Догадка обрушивается на меня ледяным дождём. Это из-за лекарств! Мне хорошо не с АДом, а с чёртовой дюжиной таблеток, которые я заглотила. Вот меня и развезло. Какая удача, что я вовремя сообразила, а то чуть мурлыкать не начала.

Собираюсь незаметно отодвинуться от его руки, но АД проводит большим пальцем по моей щеке. На секунду замираю, наслаждаюсь. То ли лаской, то ли лекарством, но в этот момент мне без разницы. Меня затопило дивное «хорошо».

Главное — не издавать неприличных звуков и не ластиться к нему, как кошка.

Ещё буквально пару секунд — и я отодвинусь. Ещё…

Всё.

Насладилась — и будет.

— Таблетки подействовали, так что можешь убрать руку и есть нормально.

Я отодвигаюсь, но АД не отпускает. Чувствую на плече сильную руку. Он удерживает меня, сдвигает ворот свитера, гладит шею. На удивление нежные пальцы путаются в моих волосах. АД наклоняет моё лицо и целует в удивлённо приоткрытые губы.

Легко, невинно. Пробный поцелуй.

Он снова путает мои мысли.

— Ешь, пока горячее, — прошу его осипшим голосом, сбиваясь от волнения.

Хочется сбежать от АДа, даже таблетки больше не расслабляют. Он отказал мне вчера, а сегодня передумал? Не нашёл никого симпатичнее, завертелся на работе и решил взять то, что дают. Раз уж я болтаюсь под рукой и щедро предлагаю себя, почему бы и нет. В темноте все кошки серы.

— Ешь, — прошу снова, но он подаётся ближе.

— Умей заткнуться, Лера.

Снова целует. Вкус пива, чуть солёные губы. Облизываю их, сама удивляюсь, почему. Таблетки действуют, наверное. На солёненькое потянуло.

Отклоняюсь в сторону, смотрю на его губы, потом снова облизываю кончиком языка. Словно рисую на его губах акварелью. Точно, таблетки действуют, иначе как объяснить странную тягу.

АД остановился, следит за моими действиями, потом отворачивается и делает глоток пива. Спокойный, расслабленный, словно для него такие отношения — обычное дело. Он мне отказывает, а я его облизываю.

— Вчера ты не собирался со мной спать, а сегодня пожалел бедняжку? — вырывается из глубины обиженного эго.

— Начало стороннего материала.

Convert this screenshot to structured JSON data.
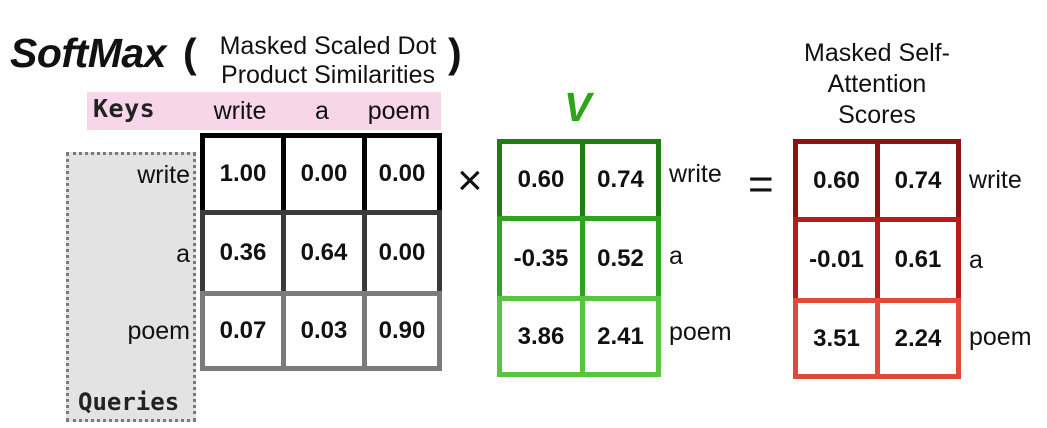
{
  "title": {
    "softmax": "SoftMax",
    "open_paren": "(",
    "close_paren": ")",
    "caption_line1": "Masked Scaled Dot",
    "caption_line2": "Product Similarities"
  },
  "keys_tag": "Keys",
  "queries_tag": "Queries",
  "keys": [
    "write",
    "a",
    "poem"
  ],
  "queries": [
    "write",
    "a",
    "poem"
  ],
  "softmax_matrix": [
    [
      "1.00",
      "0.00",
      "0.00"
    ],
    [
      "0.36",
      "0.64",
      "0.00"
    ],
    [
      "0.07",
      "0.03",
      "0.90"
    ]
  ],
  "operators": {
    "times": "×",
    "equals": "="
  },
  "v_matrix": {
    "label": "V",
    "rows": [
      [
        "0.60",
        "0.74"
      ],
      [
        "-0.35",
        "0.52"
      ],
      [
        "3.86",
        "2.41"
      ]
    ],
    "row_labels": [
      "write",
      "a",
      "poem"
    ]
  },
  "result_matrix": {
    "caption_line1": "Masked Self-",
    "caption_line2": "Attention",
    "caption_line3": "Scores",
    "rows": [
      [
        "0.60",
        "0.74"
      ],
      [
        "-0.01",
        "0.61"
      ],
      [
        "3.51",
        "2.24"
      ]
    ],
    "row_labels": [
      "write",
      "a",
      "poem"
    ]
  },
  "colors": {
    "softmax_rows": [
      "#000000",
      "#3a3a3a",
      "#7b7b7b"
    ],
    "v_rows": [
      "#1f7d14",
      "#2ea51e",
      "#57c540"
    ],
    "result_rows": [
      "#8c1414",
      "#b81c1c",
      "#e04a3a"
    ],
    "keys_band": "#f6d6e8",
    "queries_box": "#e3e3e3",
    "v_label": "#2fa31c"
  }
}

— Не иначе, как пожалел, — усмехается он и возвращается к еде. — Ужин нормальный, но готовила не ты.

— Что значит «не я»?

— Не ты. Слишком вкусно, а ты не умеешь готовить.

— Я помогала…

— Завтра пытайся готовить сама, а Женя пусть руководит, — перебил меня доморощенный тиран. — Если будешь занята на кухне, то не полезешь сгребать снег и не станешь думать о всякой ерунде. Сладкое будешь?

— Ты же не ешь сладкое?

— Не ем. Я тебя спрашиваю, будешь?

— А есть что-то новенькое?

АД поднимается с дивана и приносит мне картонную упаковку с куском шоколадного торта. Роскошь! Жадно сглатываю, и он смеётся и качает головой.

— Ты как ребёнок, словно нормальной жизни не знала.

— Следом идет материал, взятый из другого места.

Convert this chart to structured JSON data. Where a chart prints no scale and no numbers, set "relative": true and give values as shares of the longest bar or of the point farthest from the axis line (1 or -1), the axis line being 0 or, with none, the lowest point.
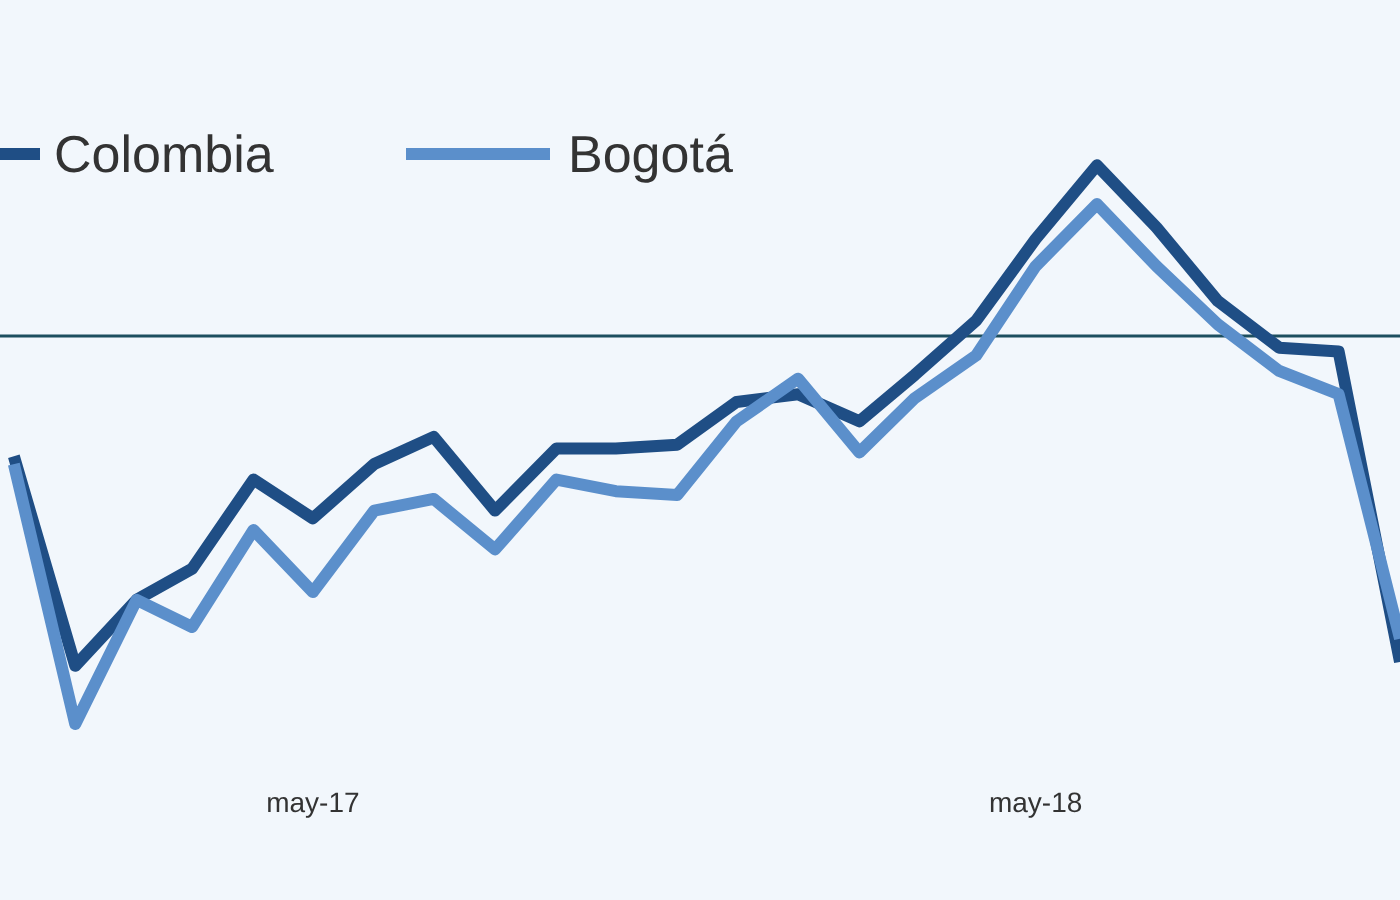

А может, и не знала. Я жила мечтой, не замечая ничего другого, а это чревато. Когда мечту отбирают, остаётся пустота.

Зато сейчас эту пресловутую пустоту можно заполнить шоколадным тортом. Безумно вкусным, воздушным, с орешками и желе. И муссом. Божественно.

Наслаждаюсь сладким, но не могу оставить сказанное АДом без ответа.

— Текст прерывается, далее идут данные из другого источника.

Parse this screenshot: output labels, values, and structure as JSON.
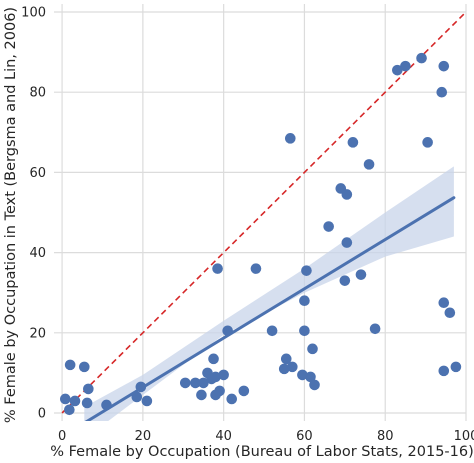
{
  "chart_data": {
    "type": "scatter",
    "xlabel": "% Female by Occupation (Bureau of Labor Stats, 2015-16)",
    "ylabel": "% Female by Occupation in Text (Bergsma and Lin, 2006)",
    "xlim": [
      -2,
      100
    ],
    "ylim": [
      -2,
      102
    ],
    "xticks": [
      "0",
      "20",
      "40",
      "60",
      "80",
      "100"
    ],
    "yticks": [
      "0",
      "20",
      "40",
      "60",
      "80",
      "100"
    ],
    "grid": true,
    "colors": {
      "points": "#4c72b0",
      "fit": "#4c72b0",
      "band": "#c8d4ea",
      "diagonal": "#d62728",
      "grid": "#dcdcdc"
    },
    "reference_line": {
      "style": "dashed",
      "from": [
        0,
        0
      ],
      "to": [
        100,
        100
      ]
    },
    "regression": {
      "x": [
        5.5,
        97
      ],
      "y": [
        -2.5,
        53.7
      ]
    },
    "confidence_band": {
      "x": [
        5.5,
        20,
        40,
        60,
        80,
        97
      ],
      "lower": [
        -6.5,
        4.5,
        19.5,
        30,
        39,
        44
      ],
      "upper": [
        1.5,
        9.5,
        23,
        36,
        50,
        61.5
      ]
    },
    "points": [
      {
        "x": 0.8,
        "y": 3.5
      },
      {
        "x": 1.8,
        "y": 0.8
      },
      {
        "x": 2,
        "y": 12
      },
      {
        "x": 3.2,
        "y": 3
      },
      {
        "x": 5.5,
        "y": 11.5
      },
      {
        "x": 6.5,
        "y": 6
      },
      {
        "x": 6.2,
        "y": 2.5
      },
      {
        "x": 11,
        "y": 2
      },
      {
        "x": 18.5,
        "y": 4
      },
      {
        "x": 19.5,
        "y": 6.5
      },
      {
        "x": 21,
        "y": 3
      },
      {
        "x": 30.5,
        "y": 7.5
      },
      {
        "x": 33,
        "y": 7.5
      },
      {
        "x": 34.5,
        "y": 4.5
      },
      {
        "x": 35,
        "y": 7.5
      },
      {
        "x": 36,
        "y": 10
      },
      {
        "x": 37,
        "y": 8.5
      },
      {
        "x": 37.5,
        "y": 13.5
      },
      {
        "x": 38,
        "y": 9
      },
      {
        "x": 38,
        "y": 4.5
      },
      {
        "x": 38.5,
        "y": 36
      },
      {
        "x": 39,
        "y": 5.5
      },
      {
        "x": 40,
        "y": 9.5
      },
      {
        "x": 41,
        "y": 20.5
      },
      {
        "x": 42,
        "y": 3.5
      },
      {
        "x": 45,
        "y": 5.5
      },
      {
        "x": 48,
        "y": 36
      },
      {
        "x": 52,
        "y": 20.5
      },
      {
        "x": 55,
        "y": 11
      },
      {
        "x": 55.5,
        "y": 13.5
      },
      {
        "x": 56.5,
        "y": 68.5
      },
      {
        "x": 57,
        "y": 11.5
      },
      {
        "x": 59.5,
        "y": 9.5
      },
      {
        "x": 60,
        "y": 20.5
      },
      {
        "x": 60,
        "y": 28
      },
      {
        "x": 60.5,
        "y": 35.5
      },
      {
        "x": 61.5,
        "y": 9
      },
      {
        "x": 62,
        "y": 16
      },
      {
        "x": 62.5,
        "y": 7
      },
      {
        "x": 66,
        "y": 46.5
      },
      {
        "x": 69,
        "y": 56
      },
      {
        "x": 70,
        "y": 33
      },
      {
        "x": 70.5,
        "y": 42.5
      },
      {
        "x": 70.5,
        "y": 54.5
      },
      {
        "x": 72,
        "y": 67.5
      },
      {
        "x": 74,
        "y": 34.5
      },
      {
        "x": 76,
        "y": 62
      },
      {
        "x": 77.5,
        "y": 21
      },
      {
        "x": 83,
        "y": 85.5
      },
      {
        "x": 85,
        "y": 86.5
      },
      {
        "x": 89,
        "y": 88.5
      },
      {
        "x": 90.5,
        "y": 67.5
      },
      {
        "x": 94,
        "y": 80
      },
      {
        "x": 94.5,
        "y": 86.5
      },
      {
        "x": 94.5,
        "y": 27.5
      },
      {
        "x": 94.5,
        "y": 10.5
      },
      {
        "x": 96,
        "y": 25
      },
      {
        "x": 97.5,
        "y": 11.5
      }
    ]
  }
}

— Я была счастлива. По-настоящему. Жила мечтой, а теперь у меня её отобрали.

Внезапно шоколад показался горьким, и я отодвинула торт в сторону.

— Найдёшь новую мечту. — Допив пиво, АД направился к холодильнику.

— Я не знаю, как ищут мечту. Она у меня просто была — и всё. Я не умею искать.

— Научишься. Скажем так: я тебя не отпущу, пока не найдёшь. Так что поторапливайся.

Не спрашивая, АД налил мне стакан молока. Как ребёнку.

— Женя сказала, что ты убил её кактус.

— Вы, женщины, как слоны, ничего не забываете. На кой мне кактус? Я его даже не заметил, а Женя обиделась.

Допив молоко, я прилегла на подушки.

— Завтра в городе я куплю тебе кактус.

— Только кактуса мне и не хватает, — пробурчал он сквозь улыбку и снова устроился рядом. — Тебя хоть поливать не надо.

— Вот мы и узнали, от чего умер кактус, — сонно хихикнула я. — Ты его утопил. И меня ты однажды утопишь. Как кактус.

— Сколько ж ты таблеток заглотила, кактус?

— Мно-о-го.

Я заснула на диване, лелея ноющую руку. АД сидел рядом, уткнувшись в компьютер, левая ладонь на моём плече.

* * *

— Будешь спать на диване — придётся рано вставать, — заявил АД, разбудив меня чавканьем кофеварки. Выплюнув в чашку крепкий напиток, та притихла под рукой хозяина. — Поднимайся, Лера, у нас на сегодня большие планы.

Звучит удручающе. Судя по всему, на работу АД не собирается.

— Непыльная у тебя должность — день на работе, день — отдых. Что ты делаешь для Седова? Ты охранник?

Глупо думать, что АД ответит на такой вопрос.

— Я охраняю его коллекцию марок. Поднимайся, Лера, пора делать завтрак.

— Твоя очередь, я вчера делала обед.

— А ты будешь сидеть на диване и задавать дурацкие вопросы? Нет уж. Отвари яйца, нарежь, заправь майонезом и сделай мне два бутерброда с чёрным хлебом.

— Рабовладелец!

— Если и рабовладелец, то неудачный. Рабыня из тебя никудышная, никакой пользы.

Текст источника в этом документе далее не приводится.